Mame supposed they did. And her triumph would keep. The announcement, when it came, would be rather like exploding a bomb in the new world she had entered. Gwendolen Childwick would be furious. So would the other furry ones. And Violet certainly was not going to like it.
How could she? Mame did not disguise from herself that she was worried by the thought of the friend to whom she owed so much. An uncomfortable feeling overtook her. To have caught this much-cherished bird was perilously akin to ingratitude.
Disappointing as it was to cut short the time of one’s life at Dunkeldie, out of regard for another’s caprice, London, on Mame’s return, did not seem so bad. She had found it a funny old burg and in some respects an overrated one; yet it is the sort of place to which most people don’t mind going back once in a while. There is usually something doing in London in the early fall.
To begin with, there was the question of daily bread. And Mame’s heart was really in her job. She had made good in the highlands; yet one glamorous hour, no matter how crowded and glorious, cannot undo the mental habits of a lifetime. She was now the bride-elect of a marquis, but first and foremost she remained a go-getter. It gave her a wonderful thrill to receive every morning a rather illiterate-looking letter with a Scotch postmark; but it was still her nature to be up and coming.
She liked the true London-and-New York sort of feeling of being a busy young bee; of doing the work of the hive. There was a sense of power in gathering news first-hand; of putting it in tabloid form; of sending it over the wires of divers oceans and continents. She had lived magic hours. But wise folks don’t put their trust in magic. London and the daily round were a useful antidote.
Life had suddenly grown big and rich and beautiful. All the same it was not without its peril. Mame had a keen desire to confide the great secret to her housemate and partner. Yet her courage was not equal to the task. She could not help thinking, from her friend’s perceptible change of attitude, that she must know what was in the air. Arid silence upon the subject of Bill lent colour to this theory. Once or twice, greatly daring, Mame had broached it stealthily, in the hope of finding out how the land lay. But on each occasion Lady Violet hastened to talk of something else.

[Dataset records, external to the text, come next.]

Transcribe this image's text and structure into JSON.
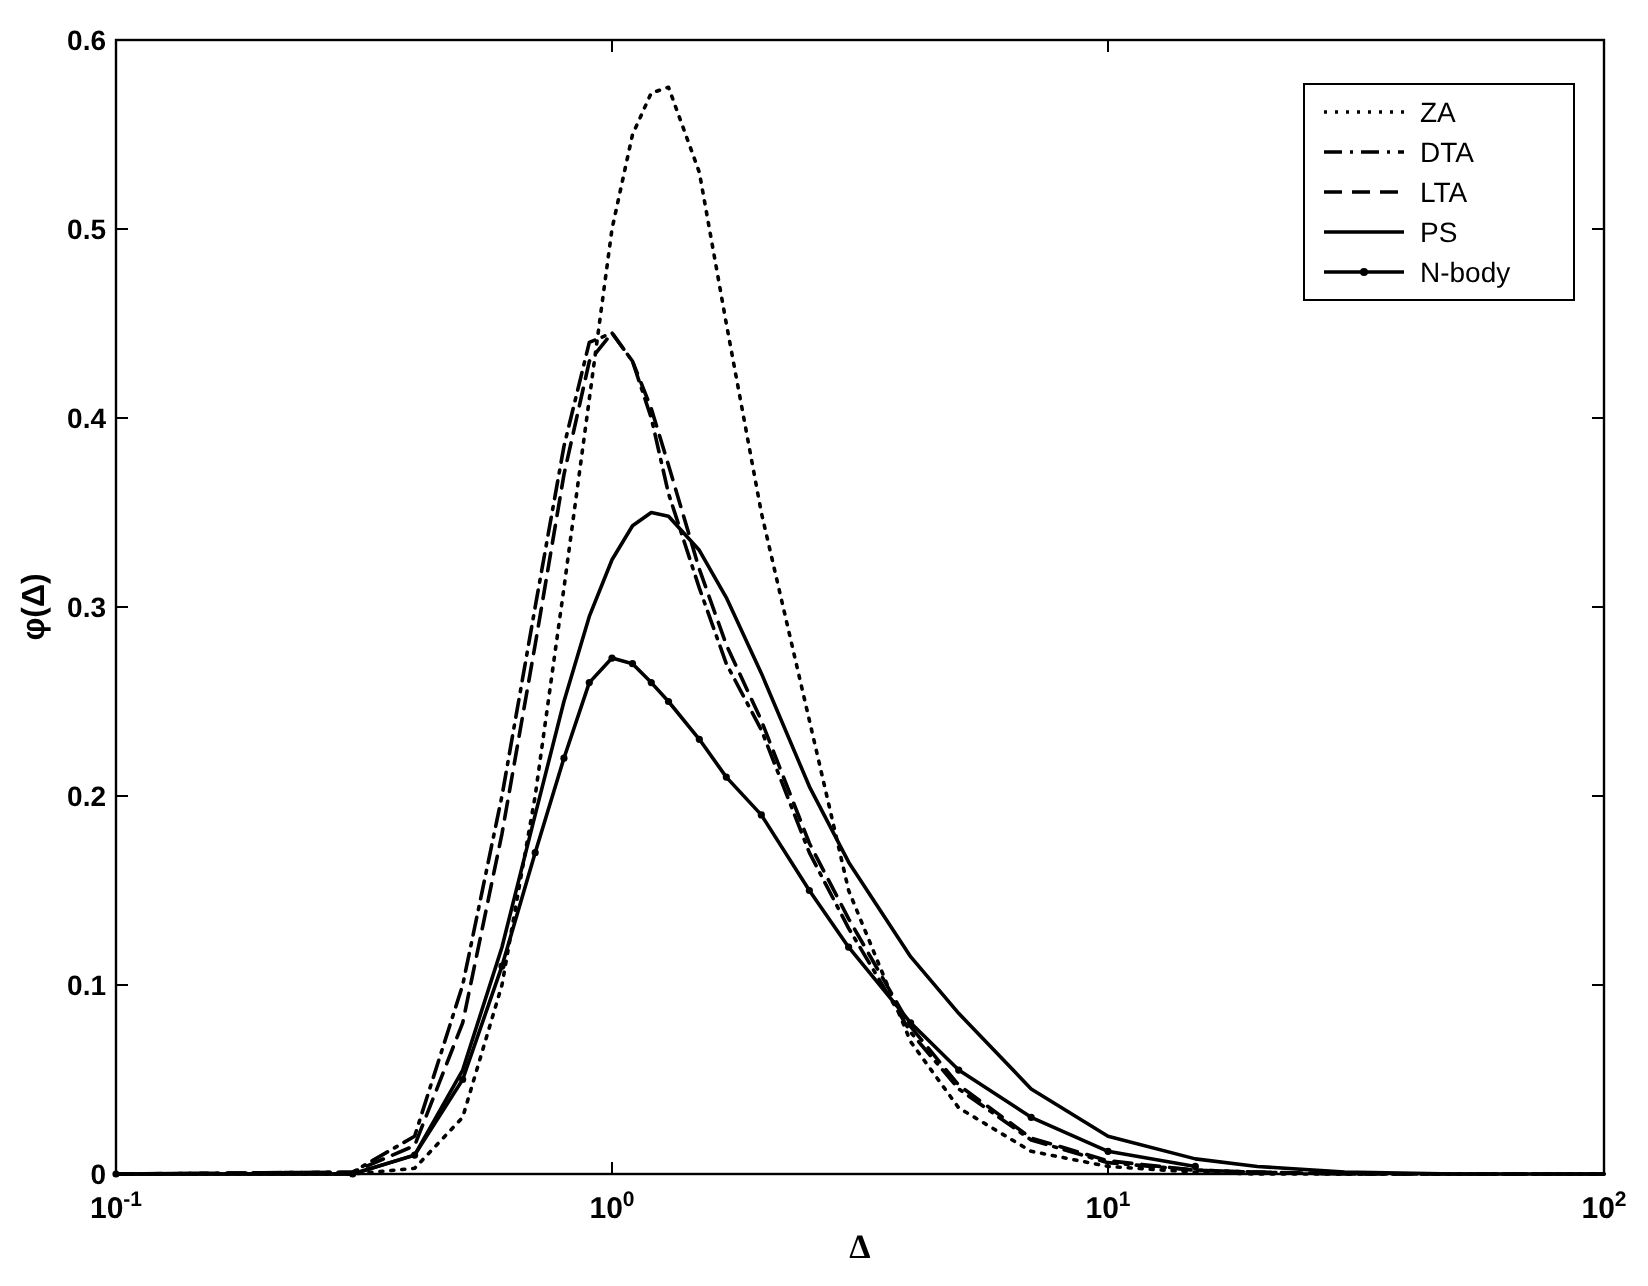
{
  "chart_data": {
    "type": "line",
    "xlabel": "Δ",
    "ylabel": "φ(Δ)",
    "log": "x",
    "legend": "top right",
    "grid": false,
    "x": [
      0.1,
      0.3,
      0.4,
      0.5,
      0.6,
      0.7,
      0.8,
      0.9,
      1.0,
      1.1,
      1.2,
      1.3,
      1.5,
      1.7,
      2,
      2.5,
      3,
      4,
      5,
      7,
      10,
      15,
      20,
      30,
      50,
      100
    ],
    "xlim": [
      0.1,
      100
    ],
    "ylim": [
      0,
      0.6
    ],
    "xticks": [
      {
        "value": 0.1,
        "label": "10$^{-1}$"
      },
      {
        "value": 1,
        "label": "10$^{0}$"
      },
      {
        "value": 10,
        "label": "10$^{1}$"
      },
      {
        "value": 100,
        "label": "10$^{2}$"
      }
    ],
    "yticks": [
      0,
      0.1,
      0.2,
      0.3,
      0.4,
      0.5,
      0.6
    ],
    "series": [
      {
        "name": "ZA",
        "color": "#000000",
        "line_style": "dotted",
        "values": [
          0,
          0,
          0.003,
          0.03,
          0.1,
          0.2,
          0.31,
          0.41,
          0.5,
          0.55,
          0.572,
          0.575,
          0.53,
          0.45,
          0.35,
          0.24,
          0.15,
          0.07,
          0.035,
          0.012,
          0.004,
          0.001,
          0,
          0,
          0,
          0
        ]
      },
      {
        "name": "DTA",
        "color": "#000000",
        "line_style": "dashdot",
        "values": [
          0,
          0.001,
          0.02,
          0.1,
          0.2,
          0.3,
          0.385,
          0.44,
          0.445,
          0.43,
          0.4,
          0.36,
          0.31,
          0.27,
          0.235,
          0.17,
          0.13,
          0.075,
          0.045,
          0.018,
          0.006,
          0.002,
          0.001,
          0,
          0,
          0
        ]
      },
      {
        "name": "LTA",
        "color": "#000000",
        "line_style": "dashed",
        "values": [
          0,
          0.001,
          0.015,
          0.08,
          0.18,
          0.28,
          0.37,
          0.43,
          0.445,
          0.43,
          0.405,
          0.375,
          0.32,
          0.28,
          0.24,
          0.175,
          0.135,
          0.078,
          0.047,
          0.019,
          0.007,
          0.002,
          0.001,
          0,
          0,
          0
        ]
      },
      {
        "name": "PS",
        "color": "#000000",
        "line_style": "solid",
        "values": [
          0,
          0,
          0.01,
          0.055,
          0.12,
          0.19,
          0.25,
          0.295,
          0.325,
          0.343,
          0.35,
          0.348,
          0.33,
          0.305,
          0.265,
          0.205,
          0.165,
          0.115,
          0.085,
          0.045,
          0.02,
          0.008,
          0.004,
          0.001,
          0,
          0
        ]
      },
      {
        "name": "N-body",
        "color": "#000000",
        "line_style": "solid",
        "marker": "circle",
        "values": [
          0,
          0,
          0.01,
          0.05,
          0.11,
          0.17,
          0.22,
          0.26,
          0.273,
          0.27,
          0.26,
          0.25,
          0.23,
          0.21,
          0.19,
          0.15,
          0.12,
          0.08,
          0.055,
          0.03,
          0.012,
          0.004,
          null,
          null,
          null,
          null
        ]
      }
    ]
  }
}
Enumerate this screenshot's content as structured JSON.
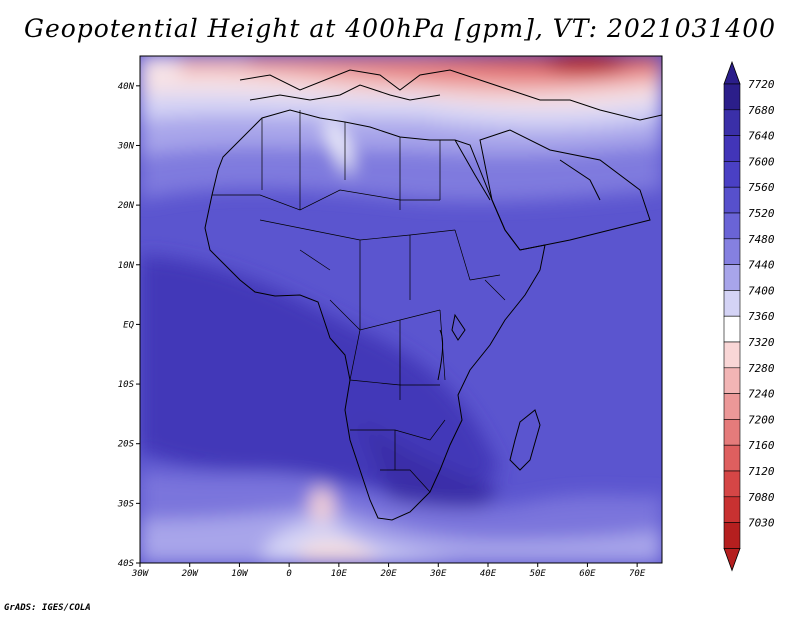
{
  "title": "Geopotential Height at 400hPa [gpm], VT: 2021031400",
  "footer": "GrADS: IGES/COLA",
  "map": {
    "lon_range": [
      -30,
      75
    ],
    "lat_range": [
      -40,
      45
    ],
    "lat_labels": [
      {
        "lat": 40,
        "text": "40N"
      },
      {
        "lat": 30,
        "text": "30N"
      },
      {
        "lat": 20,
        "text": "20N"
      },
      {
        "lat": 10,
        "text": "10N"
      },
      {
        "lat": 0,
        "text": "EQ"
      },
      {
        "lat": -10,
        "text": "10S"
      },
      {
        "lat": -20,
        "text": "20S"
      },
      {
        "lat": -30,
        "text": "30S"
      },
      {
        "lat": -40,
        "text": "40S"
      }
    ],
    "lon_labels": [
      {
        "lon": -30,
        "text": "30W"
      },
      {
        "lon": -20,
        "text": "20W"
      },
      {
        "lon": -10,
        "text": "10W"
      },
      {
        "lon": 0,
        "text": "0"
      },
      {
        "lon": 10,
        "text": "10E"
      },
      {
        "lon": 20,
        "text": "20E"
      },
      {
        "lon": 30,
        "text": "30E"
      },
      {
        "lon": 40,
        "text": "40E"
      },
      {
        "lon": 50,
        "text": "50E"
      },
      {
        "lon": 60,
        "text": "60E"
      },
      {
        "lon": 70,
        "text": "70E"
      }
    ]
  },
  "colorbar": {
    "levels": [
      {
        "value": "7720",
        "color": "#2b1e8a"
      },
      {
        "value": "7680",
        "color": "#3a2fa8"
      },
      {
        "value": "7640",
        "color": "#4235b8"
      },
      {
        "value": "7600",
        "color": "#4a40c4"
      },
      {
        "value": "7560",
        "color": "#5750cc"
      },
      {
        "value": "7520",
        "color": "#6a64d6"
      },
      {
        "value": "7480",
        "color": "#8580e0"
      },
      {
        "value": "7440",
        "color": "#a8a5ea"
      },
      {
        "value": "7400",
        "color": "#d4d3f5"
      },
      {
        "value": "7360",
        "color": "#ffffff"
      },
      {
        "value": "7320",
        "color": "#f9d6d6"
      },
      {
        "value": "7280",
        "color": "#f2b5b5"
      },
      {
        "value": "7240",
        "color": "#ec9898"
      },
      {
        "value": "7200",
        "color": "#e57b7b"
      },
      {
        "value": "7160",
        "color": "#de5f5f"
      },
      {
        "value": "7120",
        "color": "#d54646"
      },
      {
        "value": "7080",
        "color": "#c83131"
      },
      {
        "value": "7030",
        "color": "#b51f1f"
      }
    ]
  }
}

The friendship, which to Mame had always been delightful, seemed to wear quite thin in the fortnight which elapsed before Bill, true to his promise, was again in London. An ever-growing coolness was discernible in his sister. Conscience may have played its part in the matter; yet there was no disguising that icicles were around. Mame was not unheedful. She could not forget the recent past; she could not forget how much she owed to a true friend. Bill was Bill; he was just lovely; but without the sanction of his family it might be difficult for their happiness to be really complete.
The young man had not been home ten hours from Scotland when he rang up Mame in Half Moon Street. She must be at the Berkeley or the Ritz, whichever she preferred, at a quarter past one; they would have a bit of lunch and then toddle round into Bond Street and choose the ring.
How good to hear that gay voice on the phone. What a rare power he had of keying one up. He was so responsive. Everything one said, the most commonplace remarks, seemed to tickle his sense of humour.